Last Updated on 3rd March 2022
One scanner, many solutions
How one of the largest mines in the UK has adopted SLAM technology
ICL | A company with a rich history
With a history dating back to the 1950s, ICL are a global mining company primarily working in three markets; agriculture, food and engineered materials. Originally part of the establishment of Israel’s potash industry, ICL have over 80 years of intensive activity and major investment in R&D, making them a world leader in speciality fertilizers, bromine and flame retardants.
Located in the North Yorkshire Moors, ICL Boubly mine is the deepest in the UK and the world’s only polyhalite production facility. Polyhalite is a new, organic fertilizer produced and sold exclusively by ICL Fertilizers under the brand name Polysulphate. Field trials have proven that it is an effective crop fertilizer. It is found over 1,200m below the Earth’s surface, under the North Sea along England’s north-eastern coast. The incredibly effective ore comes from the polyhalite layer of rock, deposited 260 million years ago.
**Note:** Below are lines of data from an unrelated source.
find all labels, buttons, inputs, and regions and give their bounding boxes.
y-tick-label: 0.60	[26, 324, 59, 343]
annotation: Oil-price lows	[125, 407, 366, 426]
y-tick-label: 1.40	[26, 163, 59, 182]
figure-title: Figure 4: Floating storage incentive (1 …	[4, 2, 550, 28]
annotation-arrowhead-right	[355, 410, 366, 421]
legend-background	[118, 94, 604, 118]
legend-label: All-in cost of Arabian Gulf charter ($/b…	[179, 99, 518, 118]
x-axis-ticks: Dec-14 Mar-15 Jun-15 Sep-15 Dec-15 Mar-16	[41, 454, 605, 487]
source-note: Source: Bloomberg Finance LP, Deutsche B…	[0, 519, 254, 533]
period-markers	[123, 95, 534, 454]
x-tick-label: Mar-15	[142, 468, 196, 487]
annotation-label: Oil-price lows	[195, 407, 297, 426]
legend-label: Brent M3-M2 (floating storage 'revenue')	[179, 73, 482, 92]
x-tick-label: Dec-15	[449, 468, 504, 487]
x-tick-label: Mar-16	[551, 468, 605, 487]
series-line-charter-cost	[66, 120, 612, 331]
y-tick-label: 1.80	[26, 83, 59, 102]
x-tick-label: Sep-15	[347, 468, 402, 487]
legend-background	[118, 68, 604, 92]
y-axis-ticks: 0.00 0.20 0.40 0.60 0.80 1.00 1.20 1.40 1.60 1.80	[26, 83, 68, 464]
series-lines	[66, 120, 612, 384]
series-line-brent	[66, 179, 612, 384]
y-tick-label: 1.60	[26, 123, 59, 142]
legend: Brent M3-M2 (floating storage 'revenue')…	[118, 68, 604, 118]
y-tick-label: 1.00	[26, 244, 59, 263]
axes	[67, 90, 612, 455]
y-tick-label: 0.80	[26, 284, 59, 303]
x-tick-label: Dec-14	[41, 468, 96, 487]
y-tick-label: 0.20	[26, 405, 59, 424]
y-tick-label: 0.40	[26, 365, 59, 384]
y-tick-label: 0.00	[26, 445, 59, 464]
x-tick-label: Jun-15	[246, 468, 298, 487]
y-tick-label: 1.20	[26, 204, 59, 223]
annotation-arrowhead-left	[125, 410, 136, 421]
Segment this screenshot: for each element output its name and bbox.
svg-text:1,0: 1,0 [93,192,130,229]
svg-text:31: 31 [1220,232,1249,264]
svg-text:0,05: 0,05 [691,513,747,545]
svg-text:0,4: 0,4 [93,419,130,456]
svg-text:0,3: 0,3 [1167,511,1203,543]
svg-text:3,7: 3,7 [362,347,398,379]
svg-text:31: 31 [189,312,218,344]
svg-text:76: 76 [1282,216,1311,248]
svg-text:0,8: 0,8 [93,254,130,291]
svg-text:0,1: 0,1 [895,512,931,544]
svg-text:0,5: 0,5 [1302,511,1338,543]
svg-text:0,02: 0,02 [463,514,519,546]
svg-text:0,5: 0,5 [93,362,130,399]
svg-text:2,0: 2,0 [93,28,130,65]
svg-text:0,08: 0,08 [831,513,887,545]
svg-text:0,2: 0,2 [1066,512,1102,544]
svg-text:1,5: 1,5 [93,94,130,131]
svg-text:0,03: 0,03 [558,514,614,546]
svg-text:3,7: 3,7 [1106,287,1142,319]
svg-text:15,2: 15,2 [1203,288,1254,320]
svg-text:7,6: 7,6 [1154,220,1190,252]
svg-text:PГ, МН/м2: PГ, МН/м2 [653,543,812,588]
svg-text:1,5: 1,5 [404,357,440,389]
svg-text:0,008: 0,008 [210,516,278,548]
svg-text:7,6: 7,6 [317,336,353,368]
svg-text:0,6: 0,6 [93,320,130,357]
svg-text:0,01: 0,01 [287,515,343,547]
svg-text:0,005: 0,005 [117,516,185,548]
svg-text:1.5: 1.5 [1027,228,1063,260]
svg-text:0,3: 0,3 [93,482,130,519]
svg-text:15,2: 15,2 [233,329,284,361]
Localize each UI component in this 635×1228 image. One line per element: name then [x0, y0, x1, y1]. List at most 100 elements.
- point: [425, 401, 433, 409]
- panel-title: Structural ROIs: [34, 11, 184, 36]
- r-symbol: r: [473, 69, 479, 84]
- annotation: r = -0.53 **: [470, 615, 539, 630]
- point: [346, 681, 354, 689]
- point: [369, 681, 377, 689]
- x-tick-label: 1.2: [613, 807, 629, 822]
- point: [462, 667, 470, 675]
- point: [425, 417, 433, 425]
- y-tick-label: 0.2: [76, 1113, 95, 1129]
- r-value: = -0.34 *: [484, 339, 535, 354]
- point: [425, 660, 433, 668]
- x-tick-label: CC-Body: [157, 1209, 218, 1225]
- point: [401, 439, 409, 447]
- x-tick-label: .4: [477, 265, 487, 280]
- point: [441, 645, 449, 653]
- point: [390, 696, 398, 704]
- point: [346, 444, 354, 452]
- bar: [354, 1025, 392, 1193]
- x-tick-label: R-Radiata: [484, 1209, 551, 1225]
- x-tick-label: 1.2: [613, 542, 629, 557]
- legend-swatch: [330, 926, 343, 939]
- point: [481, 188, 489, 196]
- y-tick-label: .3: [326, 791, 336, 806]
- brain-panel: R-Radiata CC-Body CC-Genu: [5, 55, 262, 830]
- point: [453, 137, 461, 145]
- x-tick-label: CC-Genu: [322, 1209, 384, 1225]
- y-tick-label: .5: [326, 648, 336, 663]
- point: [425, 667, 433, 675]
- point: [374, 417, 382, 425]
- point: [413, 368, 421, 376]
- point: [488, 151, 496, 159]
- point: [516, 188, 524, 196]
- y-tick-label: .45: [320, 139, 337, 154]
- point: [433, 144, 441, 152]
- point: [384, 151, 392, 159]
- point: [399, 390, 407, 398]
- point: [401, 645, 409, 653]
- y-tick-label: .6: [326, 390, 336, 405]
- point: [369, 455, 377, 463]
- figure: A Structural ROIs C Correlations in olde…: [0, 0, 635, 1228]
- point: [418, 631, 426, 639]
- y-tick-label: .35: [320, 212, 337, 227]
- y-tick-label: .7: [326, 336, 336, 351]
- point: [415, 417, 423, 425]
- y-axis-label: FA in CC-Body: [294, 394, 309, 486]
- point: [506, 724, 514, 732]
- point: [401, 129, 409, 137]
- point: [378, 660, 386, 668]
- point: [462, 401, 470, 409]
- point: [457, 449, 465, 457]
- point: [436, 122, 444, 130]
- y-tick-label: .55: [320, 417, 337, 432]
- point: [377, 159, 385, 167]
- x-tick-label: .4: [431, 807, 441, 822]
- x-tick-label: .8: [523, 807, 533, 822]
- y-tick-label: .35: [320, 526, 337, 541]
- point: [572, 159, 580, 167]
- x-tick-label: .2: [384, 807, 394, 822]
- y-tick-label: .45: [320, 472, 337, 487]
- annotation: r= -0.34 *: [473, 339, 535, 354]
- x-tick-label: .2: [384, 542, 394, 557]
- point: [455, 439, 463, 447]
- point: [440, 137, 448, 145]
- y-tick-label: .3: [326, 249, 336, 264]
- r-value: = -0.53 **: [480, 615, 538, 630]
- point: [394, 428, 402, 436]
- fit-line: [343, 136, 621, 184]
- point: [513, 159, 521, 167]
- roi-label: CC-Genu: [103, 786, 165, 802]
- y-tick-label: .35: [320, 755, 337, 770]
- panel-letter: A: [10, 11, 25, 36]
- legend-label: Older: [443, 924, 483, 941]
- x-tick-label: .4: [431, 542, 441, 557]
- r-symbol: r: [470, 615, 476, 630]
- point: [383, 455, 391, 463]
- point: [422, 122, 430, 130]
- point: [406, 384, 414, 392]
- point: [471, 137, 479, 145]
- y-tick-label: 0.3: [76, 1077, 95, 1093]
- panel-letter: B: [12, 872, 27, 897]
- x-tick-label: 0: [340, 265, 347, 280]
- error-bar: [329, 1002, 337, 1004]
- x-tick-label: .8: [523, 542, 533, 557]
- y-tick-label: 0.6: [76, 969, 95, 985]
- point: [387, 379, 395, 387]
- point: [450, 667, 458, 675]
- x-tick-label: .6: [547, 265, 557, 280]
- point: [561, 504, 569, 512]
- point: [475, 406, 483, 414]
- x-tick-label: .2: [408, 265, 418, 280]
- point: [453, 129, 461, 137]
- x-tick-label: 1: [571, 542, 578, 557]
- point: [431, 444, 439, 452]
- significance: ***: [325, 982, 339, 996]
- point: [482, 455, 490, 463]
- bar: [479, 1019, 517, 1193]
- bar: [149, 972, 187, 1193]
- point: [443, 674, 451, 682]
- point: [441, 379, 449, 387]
Boulby Mine | Early adopters of SLAM technology
Boulby mine was one of the first in the world to use SLAM technology, having adopted GeoSLAM’s ZEB1 into their workflow, in 2013. Nowadays, the mine operates GeoSLAM ZEB Horizons for most of their survey needs.
The small team of surveyors feel that the ZEB Horizon helps them achieve their survey targets. They work extremely efficiently, creating all the mine maps, calculating monthly production volumes and weekly surface stockpile volumes. The site have multiple stockpiles around the region to store their produce and the survey team are responsible for updating the companies accounts for stockpile volumes. Using the ZEB Horizon along with the automated GeoSLAM Volumes package, the survey team can scan these multiple stockpiles in a short time window, accurately and safely.
Taking full advantage of the ZEB Horizons versatility, the team not only use the walk-and-scan method, but also implement the UAV capabilities, capturing scans of stockpiles from the sky – a tool to suit all needs. Combining GeoSLAM’s hardware and software, the team at the mine can cover multiple sites, and are a valuable asset to the ICL group.
Scanning Stockpiles | The need for speed
The need for speed is critical when carrying out a stockpile inventory. Similarly, to ordinary stock audits, a count is done at a set time. At this time, the accounting team collect the “theoretical” stock, and then a physical count is done to correlate results (hopefully to have similar results). The same principle is applied to a stockpile, a time frame is given to measure its true volume, and this is compared to what the theoretical quantity is. For this, the following is needed:
A fast, reliable, easy to use system for capturing the stockpile
A software capable of processing the dataset in less than an hour
An automated process for removing infrastructure (loaders, conveyors and roofs)
A project level workflow, that will automatically calculate the volumes
The ZEB family, along with GeoSLAM’s new processing platform GeoSLAM Connect delivers data to be automatically processed on a daily/weekly/monthly schedule. GeoSLAM recognised there was a need to automate these repeated surveys, as well as ensure accurate surveys are carried out.
Scanning Underground | Keeping a mine on track
As well as stockpile surveys, the survey team are also responsible for doing multiple measurements at the mine. The ZEB Horizon is in a different class for productivity when scanning underground. The ease of use, rapid data collection and the amount of headings the system can scan in the small window the survey team have simply makes the ZEB Horizon the best tool for the job. Using the Adjust to Control feature of the ZEB range, the scans are also fully georeferenced, and can simply be dropped into the mine plan.
“We can catch the early lift down to the the mine, scan all the active headings (6-10 areas) and catch the lift back up to the surface before the mining team get going. Its important to measure these areas before the mining team are ready to go, the areas have to be safe for scanning and the survey team cant afford to hold up the mining team”
The mining team are given a target for the amount of tonnage they should hit per month and the survey team are responsible for measuring this and have to make sure the tonnages are being excavated along the right plane. The mine uses a variant of the “room and pillar” method. Its important to ensure the mining team do not excavate too much of the pillars as this could compromise the stability of the area.